A post mortem was carried out on the body of the Deceased. The post mortem form produced in court as Exhibit was totally illegible but PW6 who carried out the post-mortem told the court that the body had a haematoma on the right supra orbital side (front face); the neck was very mobile; both nasal bones were fractured and that the spinal cord was fractured at C4 and there was a dislocation at C3.

She formed the opinion that the cause of death was cardiorespiratory arrest as a result of the spinal cord compression at C3 – C4.

Blood samples taken to Government analyst only confirmed that the blood stains found on the shirt belonging to the Accused were from the Deceased’s blood.

I may point out here that the presence of the deceased’s blood on the Accused’s shirt was not abnormal since it is not denied that the 2 were together during the incident and they must have come into contact.

According to the area chief i.e PW 2, when he enquired from the Accused as to what had happened, he told him that him and the Deceased were pulling each other when the deceased fell down.

In his sworn defence, the Accused admitted that he and the Deceased were friends and that they had been drinking alcohol together that day. He told the court that they went to collect the Deceased’s clothes from PW 1’s shop but he (Accused) left the Deceased there to go and look for a lady who owed him money. He said that when he went back to the scene, he met the group of people who started beating him asking him what had happened to the deceased.

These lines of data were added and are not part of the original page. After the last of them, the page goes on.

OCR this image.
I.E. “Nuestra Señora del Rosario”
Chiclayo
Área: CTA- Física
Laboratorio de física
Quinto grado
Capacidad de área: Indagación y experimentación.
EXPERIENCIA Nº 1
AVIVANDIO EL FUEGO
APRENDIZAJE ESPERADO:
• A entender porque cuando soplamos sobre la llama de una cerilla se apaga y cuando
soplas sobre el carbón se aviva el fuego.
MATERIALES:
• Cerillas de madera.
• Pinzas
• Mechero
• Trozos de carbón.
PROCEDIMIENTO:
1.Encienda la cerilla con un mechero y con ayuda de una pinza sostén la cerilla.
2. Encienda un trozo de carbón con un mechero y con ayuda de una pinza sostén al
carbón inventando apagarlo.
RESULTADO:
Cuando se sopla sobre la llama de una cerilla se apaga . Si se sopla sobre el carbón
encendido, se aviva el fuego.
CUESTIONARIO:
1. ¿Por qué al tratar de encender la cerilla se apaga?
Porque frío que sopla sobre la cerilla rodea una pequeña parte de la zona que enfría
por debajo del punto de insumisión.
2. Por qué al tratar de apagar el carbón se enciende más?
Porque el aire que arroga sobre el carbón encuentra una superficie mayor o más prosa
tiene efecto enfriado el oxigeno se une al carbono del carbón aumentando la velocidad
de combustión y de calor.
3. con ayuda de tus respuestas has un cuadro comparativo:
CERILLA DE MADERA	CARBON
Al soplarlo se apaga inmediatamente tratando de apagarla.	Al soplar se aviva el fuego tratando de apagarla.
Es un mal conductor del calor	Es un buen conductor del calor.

He said that he was not present when the Deceased fell down. My finding however is that the Accused was not totally truthful in his evidence, he was actually at the scene when the deceased fell and sustained the injuries in question.

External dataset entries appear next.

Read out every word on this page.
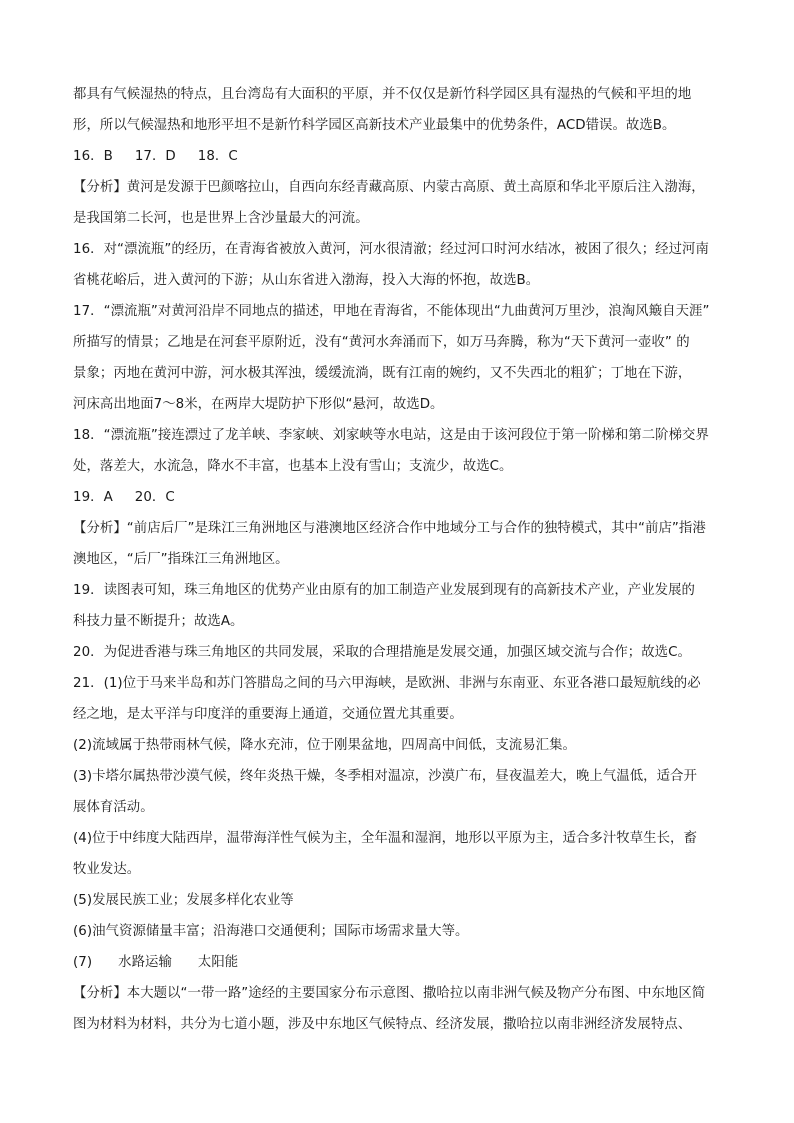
都具有气候湿热的特点，且台湾岛有大面积的平原，并不仅仅是新竹科学园区具有湿热的气候和平坦的地
形，所以气候湿热和地形平坦不是新竹科学园区高新技术产业最集中的优势条件，ACD错误。故选B。
16．B 17．D 18．C
【分析】黄河是发源于巴颜喀拉山，自西向东经青藏高原、内蒙古高原、黄土高原和华北平原后注入渤海，
是我国第二长河，也是世界上含沙量最大的河流。
16．对“漂流瓶”的经历，在青海省被放入黄河，河水很清澈；经过河口时河水结冰，被困了很久；经过河南
省桃花峪后，进入黄河的下游；从山东省进入渤海，投入大海的怀抱，故选B。
17．“漂流瓶”对黄河沿岸不同地点的描述，甲地在青海省，不能体现出“九曲黄河万里沙，浪淘风簸自天涯”
所描写的情景；乙地是在河套平原附近，没有“黄河水奔涌而下，如万马奔腾，称为“天下黄河一壶收” 的
景象；丙地在黄河中游，河水极其浑浊，缓缓流淌，既有江南的婉约，又不失西北的粗犷；丁地在下游，
河床高出地面7～8米，在两岸大堤防护下形似“悬河，故选D。
18．“漂流瓶”接连漂过了龙羊峡、李家峡、刘家峡等水电站，这是由于该河段位于第一阶梯和第二阶梯交界
处，落差大，水流急，降水不丰富，也基本上没有雪山；支流少，故选C。
19．A 20．C
【分析】“前店后厂”是珠江三角洲地区与港澳地区经济合作中地域分工与合作的独特模式，其中“前店”指港
澳地区，“后厂”指珠江三角洲地区。
19．读图表可知，珠三角地区的优势产业由原有的加工制造产业发展到现有的高新技术产业，产业发展的
科技力量不断提升；故选A。
20．为促进香港与珠三角地区的共同发展，采取的合理措施是发展交通，加强区域交流与合作；故选C。
21．(1)位于马来半岛和苏门答腊岛之间的马六甲海峡，是欧洲、非洲与东南亚、东亚各港口最短航线的必
经之地，是太平洋与印度洋的重要海上通道，交通位置尤其重要。
(2)流域属于热带雨林气候，降水充沛，位于刚果盆地，四周高中间低，支流易汇集。
(3)卡塔尔属热带沙漠气候，终年炎热干燥，冬季相对温凉，沙漠广布，昼夜温差大，晚上气温低，适合开
展体育活动。
(4)位于中纬度大陆西岸，温带海洋性气候为主，全年温和湿润，地形以平原为主，适合多汁牧草生长，畜
牧业发达。
(5)发展民族工业；发展多样化农业等
(6)油气资源储量丰富；沿海港口交通便利；国际市场需求量大等。
(7) 水路运输 太阳能
【分析】本大题以“一带一路”途经的主要国家分布示意图、撒哈拉以南非洲气候及物产分布图、中东地区简
图为材料为材料，共分为七道小题，涉及中东地区气候特点、经济发展，撒哈拉以南非洲经济发展特点、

PW 1 who was the first one at the scene found the Accused standing at the scene next to the deceased as the latter vomited blood. PW 1 did not however see the Accused hit the deceased. She had only seen him pulling the Accused to take him to a room behind the shop so that he could sleep but the deceased resisted.

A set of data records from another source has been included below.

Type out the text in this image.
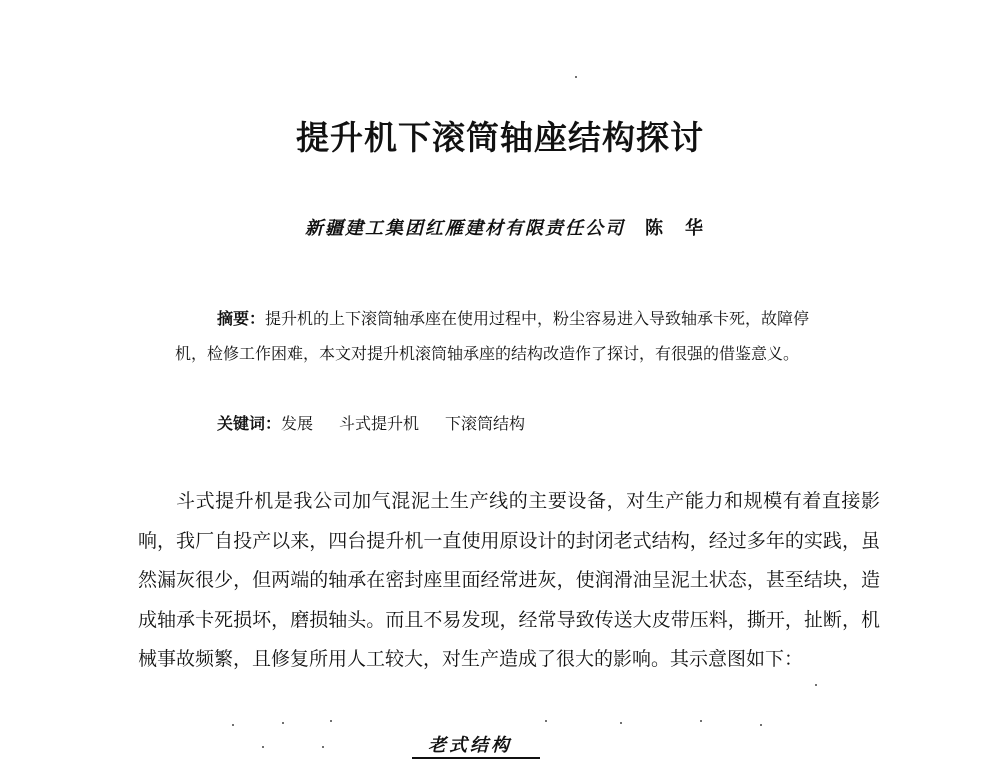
提升机下滚筒轴座结构探讨
新疆建工集团红雁建材有限责任公司 陈华

摘要：提升机的上下滚筒轴承座在使用过程中，粉尘容易进入导致轴承卡死，故障停机，检修工作困难，本文对提升机滚筒轴承座的结构改造作了探讨，有很强的借鉴意义。

关键词：发展 斗式提升机 下滚筒结构

斗式提升机是我公司加气混泥土生产线的主要设备，对生产能力和规模有着直接影响，我厂自投产以来，四台提升机一直使用原设计的封闭老式结构，经过多年的实践，虽然漏灰很少，但两端的轴承在密封座里面经常进灰，使润滑油呈泥土状态，甚至结块，造成轴承卡死损坏，磨损轴头。而且不易发现，经常导致传送大皮带压料，撕开，扯断，机械事故频繁，且修复所用人工较大，对生产造成了很大的影响。其示意图如下：

老式结构
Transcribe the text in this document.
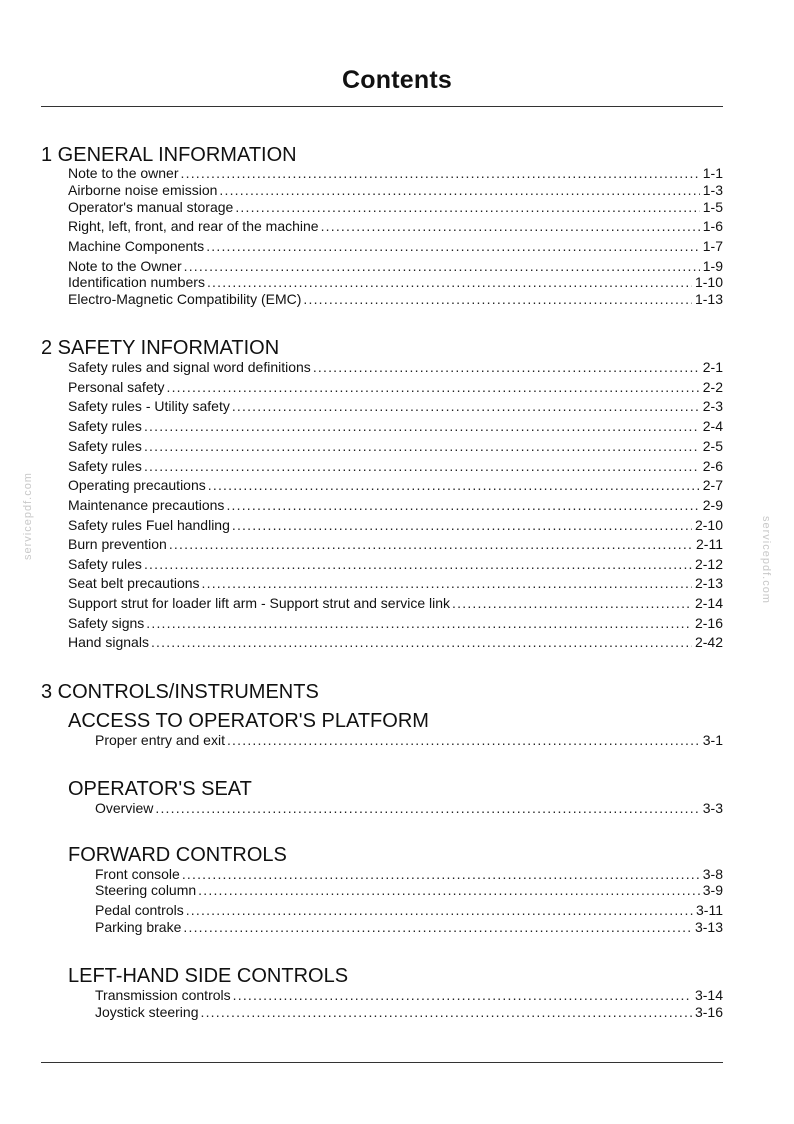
Contents
1 GENERAL INFORMATION
Note to the owner .....	1-1
Airborne noise emission .....	1-3
Operator's manual storage .....	1-5
Right, left, front, and rear of the machine .....	1-6
Machine Components .....	1-7
Note to the Owner .....	1-9
Identification numbers .....	1-10
Electro-Magnetic Compatibility (EMC) .....	1-13
2 SAFETY INFORMATION
Safety rules and signal word definitions .....	2-1
Personal safety .....	2-2
Safety rules - Utility safety .....	2-3
Safety rules .....	2-4
Safety rules .....	2-5
Safety rules .....	2-6
Operating precautions .....	2-7
Maintenance precautions .....	2-9
Safety rules Fuel handling .....	2-10
Burn prevention .....	2-11
Safety rules .....	2-12
Seat belt precautions .....	2-13
Support strut for loader lift arm - Support strut and service link .....	2-14
Safety signs .....	2-16
Hand signals .....	2-42
3 CONTROLS/INSTRUMENTS
ACCESS TO OPERATOR'S PLATFORM
Proper entry and exit .....	3-1
OPERATOR'S SEAT
Overview .....	3-3
FORWARD CONTROLS
Front console .....	3-8
Steering column .....	3-9
Pedal controls .....	3-11
Parking brake .....	3-13
LEFT-HAND SIDE CONTROLS
Transmission controls .....	3-14
Joystick steering .....	3-16
servicepdf.com	servicepdf.com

The evidence on record is that as at the time the Deceased sustained the injuries he succumbed to, he was with the Accused. There was no other person present. Unfortunately, the stick said to have been suspected to be the murder weapon was not linked to the Accused in any way. What is evident is that the deceased did fall down and sustain the injuries that led to his death.

The question that arises for determination is whether it is the Accused person who was responsible for the said fall. There is a possibility that the 2 who were very drunk were pulling each other when the deceased fell – as PW 2 stated. There is also a possibility that the deceased was hit with a piece of wood from behind – as he is said to have told PW 1. He (deceased) did not nonetheless tell PW1 that it was the Accused who hit him from behind.

The 2 had been drinking together; They were relatives or close friends; They had not disagreed at all even upto the last moment when PW 1 heard the bang behind her shop. Why therefore would the Accused hit him? As stated earlier on, the purported weapon was not connected to the Accused. Nor was it infact taken to the Government analyst to ascertain whether indeed it was stained with the Deceased’s blood.

Although there is very strong suspicion that the Accused could have hit the Deceased causing him to fall and injure himself, the possibility that the deceased who was drunk could have tripped and fallen on his own cannot be ruled out. There is therefore a considerable doubt as to how the deceased met his death. The law requires that such a doubt be resolved in favour of the Accused person. Suspicion however strong cannot be used to found a conviction. A conviction under these circumstances would be very unsafe.

For these reasons, the Accused is given the benefit of doubt and acquitted under section 322(2) of the Criminal Procedure Code. He shall be set at liberty unless he is otherwise lawfully held.

W. KARANJA

JUDGE

Signed by the above but dated and delivered at Embu this 5th day of April 2011 by the undersigned.